Creates a simple OTU table from Kraken2 reports. It extracts the OTU names and their read counts.
This script extracts read counts and OTU (species, genus or else) names from every kraken2 report file found in a given folder, and summarizes it in one OTU table (rows are OTUs, columns are samples).
usage: kraken2otu.py [-h] --inputfolder INPUTFOLDER --level LEVEL [--extension EXTENSION]
optional arguments:
-h, --help show this help message and exit
--inputfolder INPUTFOLDER, -i INPUTFOLDER
Input folder where report files can be found.
--level LEVEL, -l LEVEL
Taxonomic level to extract from kraken2 report.

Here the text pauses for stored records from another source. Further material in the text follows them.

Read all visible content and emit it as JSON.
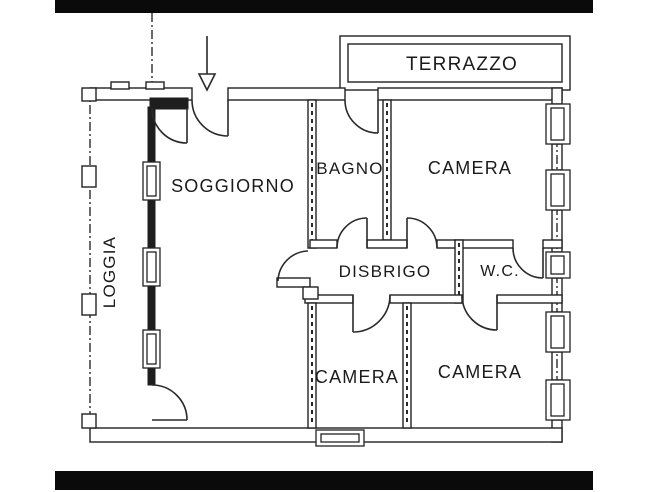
{
  "document": {
    "type": "scanned floor plan",
    "ink_color": "#222222",
    "paper_color": "#ffffff",
    "scan_bar_color": "#0a0a0a"
  },
  "labels": {
    "terrazzo": "TERRAZZO",
    "soggiorno": "SOGGIORNO",
    "bagno": "BAGNO",
    "camera_nord": "CAMERA",
    "loggia": "LOGGIA",
    "disbrigo": "DISBRIGO",
    "wc": "W.C.",
    "camera_sud_ovest": "CAMERA",
    "camera_sud_est": "CAMERA"
  },
  "rooms": [
    {
      "id": "terrazzo",
      "label": "TERRAZZO"
    },
    {
      "id": "soggiorno",
      "label": "SOGGIORNO"
    },
    {
      "id": "bagno",
      "label": "BAGNO"
    },
    {
      "id": "camera-nord",
      "label": "CAMERA"
    },
    {
      "id": "loggia",
      "label": "LOGGIA"
    },
    {
      "id": "disbrigo",
      "label": "DISBRIGO"
    },
    {
      "id": "wc",
      "label": "W.C."
    },
    {
      "id": "camera-sud-ovest",
      "label": "CAMERA"
    },
    {
      "id": "camera-sud-est",
      "label": "CAMERA"
    }
  ],
  "symbols": {
    "entrance_arrow": "arrow pointing down at main entrance",
    "windows_right_wall": 5,
    "windows_loggia_wall": 3,
    "windows_bottom_wall": 1,
    "door_arcs": 9
  }
}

--extension EXTENSION, -e EXTENSION
Extension of kraken2 report files. Default: .k2report
First, you have to generate reports with kraken2 by using --report and --use-names options enabled, then put the reports into one folder if they are not already there together.
The script needs two arguments. One argument is the directory, where kraken2 reports can be found. The other needs to be the desired level, like G, S, P, G1 etc... Output file will be placed into the input directory. Sample names will be the filenames without extension.
Example:
python3 ./kraken2otu.py --inputfolder ./ --level g
This command will create one file, containing the OTUs of given level. Example for genus: From this (EB1-211103.k2report):
72.33 440048 440048 U 0 unclassified
27.67 168354 0 R 1 root
27.67 168354 0 R1 131567 cellular organisms
27.67 168354 1454 D 2 Bacteria
23.46 142758 1804 P 1224 Proteobacteria
17.38 105738 1070 C 1236 Gammaproteobacteria
8.18 49747 24 O 72274 Pseudomonadales
5.35 32566 36 F 135621 Pseudomonadaceae
5.33 32447 4268 G 286 Pseudomonas
2.01 12219 3539 G1 196821 unclassified Pseudomonas
...
to this: (otu_table_G.tsv)
OTU EB1-211103 EB2-211103
Pseudomonas 32447 67432
Azotobacter 54 5324
Permianibacter 13 621
Oblitimonas 11 534
Entomomonas 5 52
Acinetobacter 16974 16974
Psychrobacter 79 96
Moraxella 70 70
Shewanella 24114 24114
- Bracken's reports also can be used as input.
- Probably it works with Kraken 1 too, but I did not have the oppurtunity to try it.
The data here are from one file, I changed some values in EB1-* to get EB2 just to show how it works. It works fast with many files too.